The present fMRI study was designed to ascertain whether individuals with WS would show abnormal brain activation while they were engaged in recognition of positive and negative facial emotions. The study of WS provides a unique opportunity to explore the neural basis of aberrant social behavior in a group of individuals with a common neurogenetic risk factor. As was claimed by Gagliardi et al. (2003), individuals with WS were able to recognize facial expressions in the sense that their accuracy for the match of both positive and negative valence facial expressions was roughly comparable to TD individuals. However, individuals with WS showed significantly reduced right amygdala activation while they were matching negative faces. Indeed, amygdala activation demonstrated significant interaction effects as a result of group and stimulus type. Individuals with WS showed significantly reduced right amygdala activation in response to negative faces as compared to TD individuals. These results replicate previous findings (Meyer-Lindenberg et al. 2005; Haas et al. 2009), and provide plausible neural correlates for the appetitive social behavior observed in WS.

In addition to reduced amygdala activation, individuals with WS showed a different pattern of right OFC activation from TD individuals. Although Meyer-Lindenberg et al. (2005) reported the absence of OFC activation in their experiment, the present study confirmed our hypothesis and found a unique pattern of distribution of OFC activation in individuals with WS. TD individuals showed significantly greater activation in response to negative than to positive emotional faces in right lateral OFC whereas WS showed comparable activation to negative and positive faces (p > 0.05). Consequently, WS individuals showed significantly reduced right lateral OFC activation in response to negative emotional faces as compared to TD individuals. This activation pattern in WS is likely not explained by reduction in general cognitive ability since the correlation between native space right lateral OFC ROI activation and IQ was positive (i.e., higher IQ — more aberrant activation). On the other hand, individuals with WS had significantly greater activation of the medial OFC in response to the negative versus positive emotional faces contrast as compared to TD individuals. This was true whether whole brain analyses in standard space or ROI analyses in each individual subject’s native space were performed. Significant activation of the amygdala and OFC in the right hemisphere only for this emotion matching task is consistent with the past literature (Alves et al. 2008). (Left hemisphere activation was present but did not reach significance.)

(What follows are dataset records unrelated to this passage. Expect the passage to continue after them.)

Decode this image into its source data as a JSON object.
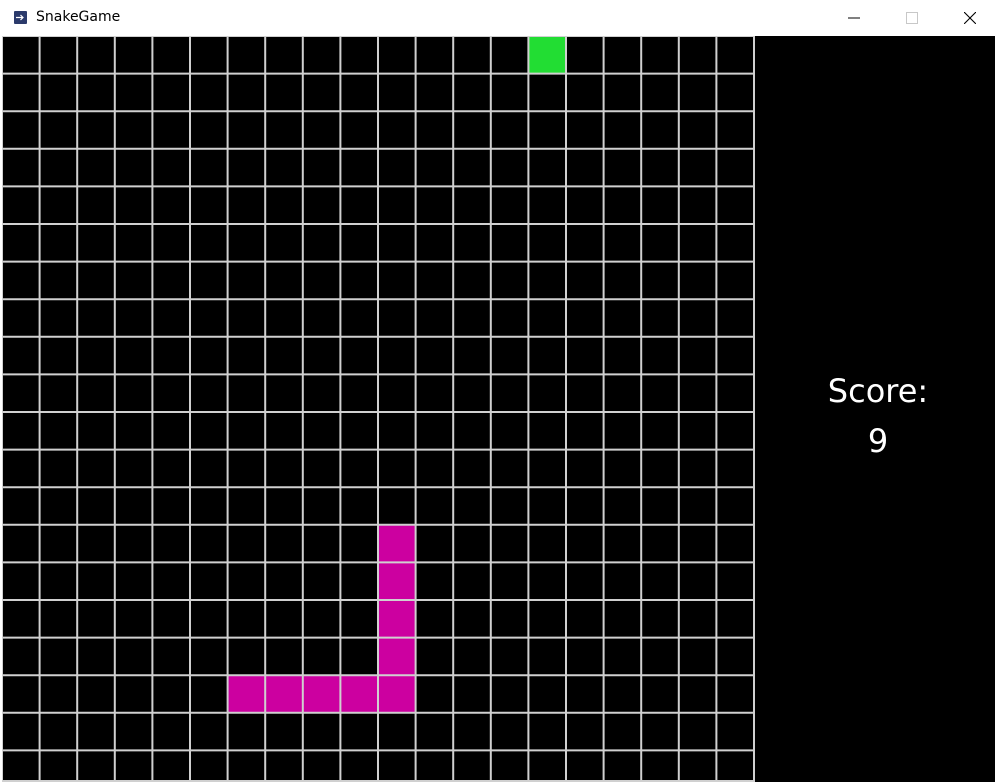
{
  "window": {
    "title": "SnakeGame",
    "controls": {
      "minimize_icon": "minimize-icon",
      "maximize_icon": "maximize-icon",
      "close_icon": "close-icon"
    }
  },
  "game": {
    "score_label": "Score:",
    "score_value": "9",
    "grid": {
      "columns": 20,
      "rows": 20,
      "background_color": "#000000",
      "line_color": "#d0d0d0"
    },
    "food": {
      "col": 14,
      "row": 0,
      "color": "#22dd33"
    },
    "snake": {
      "color": "#cc00a0",
      "segments": [
        {
          "col": 10,
          "row": 13
        },
        {
          "col": 10,
          "row": 14
        },
        {
          "col": 10,
          "row": 15
        },
        {
          "col": 10,
          "row": 16
        },
        {
          "col": 10,
          "row": 17
        },
        {
          "col": 9,
          "row": 17
        },
        {
          "col": 8,
          "row": 17
        },
        {
          "col": 7,
          "row": 17
        },
        {
          "col": 6,
          "row": 17
        }
      ]
    }
  }
}
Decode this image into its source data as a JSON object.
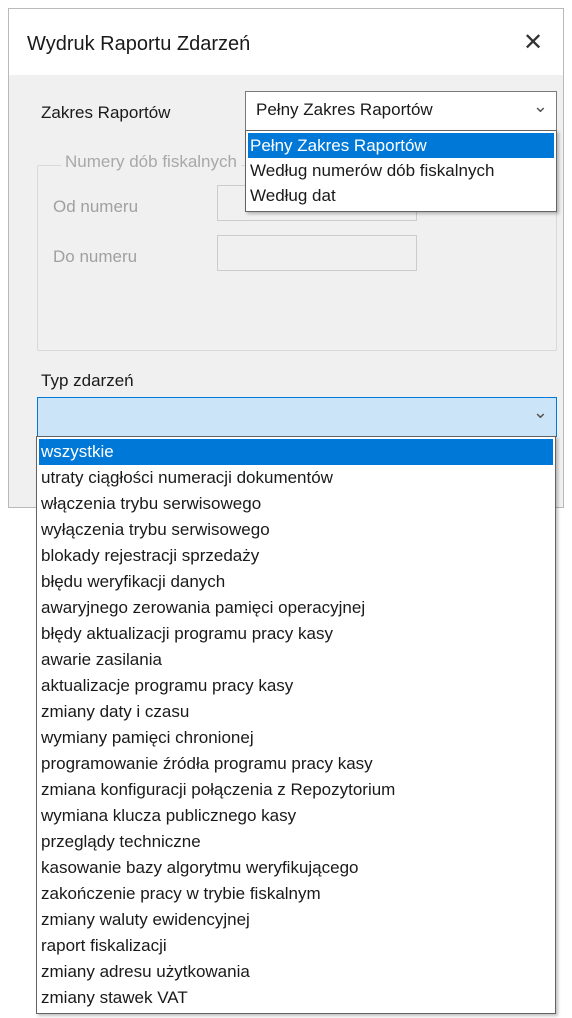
{
  "window": {
    "title": "Wydruk Raportu Zdarzeń",
    "close_glyph": "✕"
  },
  "report_range": {
    "label": "Zakres Raportów",
    "selected": "Pełny Zakres Raportów",
    "arrow_icon": "chevron-down-icon",
    "options": [
      "Pełny Zakres Raportów",
      "Według numerów dób fiskalnych",
      "Według dat"
    ],
    "highlighted_index": 0
  },
  "fiscal_days_group": {
    "title": "Numery dób fiskalnych",
    "from_label": "Od numeru",
    "to_label": "Do numeru",
    "from_value": "",
    "to_value": ""
  },
  "event_type": {
    "label": "Typ zdarzeń",
    "selected": "",
    "highlighted_index": 0,
    "options": [
      "wszystkie",
      "utraty ciągłości numeracji dokumentów",
      "włączenia trybu serwisowego",
      "wyłączenia trybu serwisowego",
      "blokady rejestracji sprzedaży",
      "błędu weryfikacji danych",
      "awaryjnego zerowania pamięci operacyjnej",
      "błędy aktualizacji programu pracy kasy",
      "awarie zasilania",
      "aktualizacje programu pracy kasy",
      "zmiany daty i czasu",
      "wymiany pamięci chronionej",
      "programowanie źródła programu pracy kasy",
      "zmiana konfiguracji połączenia z Repozytorium",
      "wymiana klucza publicznego kasy",
      "przeglądy techniczne",
      "kasowanie bazy algorytmu weryfikującego",
      "zakończenie pracy w trybie fiskalnym",
      "zmiany waluty ewidencyjnej",
      "raport fiskalizacji",
      "zmiany adresu użytkowania",
      "zmiany stawek VAT"
    ]
  },
  "colors": {
    "selection": "#0078d7",
    "dialog_bg": "#f0f0f0",
    "disabled_text": "#a0a0a0"
  }
}
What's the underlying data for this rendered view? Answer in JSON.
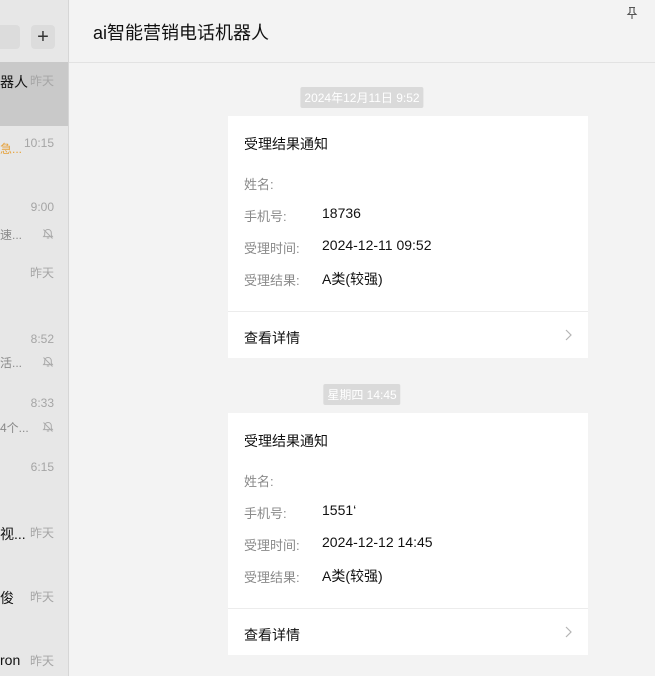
{
  "sidebar": {
    "add_label": "+",
    "conversations": [
      {
        "title": "器人",
        "time": "昨天",
        "preview": "",
        "muted": false,
        "active": true,
        "warn": false
      },
      {
        "title": "",
        "time": "10:15",
        "preview": "急...",
        "muted": false,
        "active": false,
        "warn": true
      },
      {
        "title": "",
        "time": "9:00",
        "preview": "速...",
        "muted": true,
        "active": false,
        "warn": false
      },
      {
        "title": "",
        "time": "昨天",
        "preview": "",
        "muted": false,
        "active": false,
        "warn": false
      },
      {
        "title": "",
        "time": "8:52",
        "preview": "活...",
        "muted": true,
        "active": false,
        "warn": false
      },
      {
        "title": "",
        "time": "8:33",
        "preview": "4个...",
        "muted": true,
        "active": false,
        "warn": false
      },
      {
        "title": "",
        "time": "6:15",
        "preview": "",
        "muted": false,
        "active": false,
        "warn": false
      },
      {
        "title": "视...",
        "time": "昨天",
        "preview": "",
        "muted": false,
        "active": false,
        "warn": false
      },
      {
        "title": "俊",
        "time": "昨天",
        "preview": "",
        "muted": false,
        "active": false,
        "warn": false
      },
      {
        "title": "ron",
        "time": "昨天",
        "preview": "",
        "muted": false,
        "active": false,
        "warn": false
      }
    ]
  },
  "header": {
    "title": "ai智能营销电话机器人"
  },
  "messages": [
    {
      "timestamp": "2024年12月11日 9:52",
      "card_title": "受理结果通知",
      "fields": [
        {
          "label": "姓名:",
          "value": ""
        },
        {
          "label": "手机号:",
          "value": "18736"
        },
        {
          "label": "受理时间:",
          "value": "2024-12-11 09:52"
        },
        {
          "label": "受理结果:",
          "value": "A类(较强)"
        }
      ],
      "detail_label": "查看详情"
    },
    {
      "timestamp": "星期四 14:45",
      "card_title": "受理结果通知",
      "fields": [
        {
          "label": "姓名:",
          "value": ""
        },
        {
          "label": "手机号:",
          "value": "1551‘"
        },
        {
          "label": "受理时间:",
          "value": "2024-12-12 14:45"
        },
        {
          "label": "受理结果:",
          "value": "A类(较强)"
        }
      ],
      "detail_label": "查看详情"
    }
  ]
}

The results could be viewed in terms of the dissociable role of the lateral and medial OFC proposed by Kringelbach and Rolls (2004). Existing data indicate that activity in medial parts of OFC is related to the monitoring, learning, and memory of the reward (positive) value of reinforcers, whereas activity in lateral OFC is related to the evaluation of punishment (negative) value. Relative to TD, WS processed negative faces more in the medial part of OFC, which is considered to be related to reward value representation. In contrast, negative faces activated less the lateral part of OFC in WS relative to TD, the area considered to be related to punishment value representation. Accordingly, the pattern of lateral and medial OFC activation suggests that WS individuals appear to process negative angry faces as more rewarding, just as TD individuals process positive happy faces. On the other hand, activation for positive faces in WS was equivalent in the medial and lateral OFC, which was also different from the activation pattern of TD. The findings from this study should be considered as preliminary as the number of subjects included was small, and further studies with a larger sample are warranted. However, the present results of OFC activation pattern offer additional plausible biological correlates for the positive attribution bias and characteristic hypersociability seen in individuals with WS.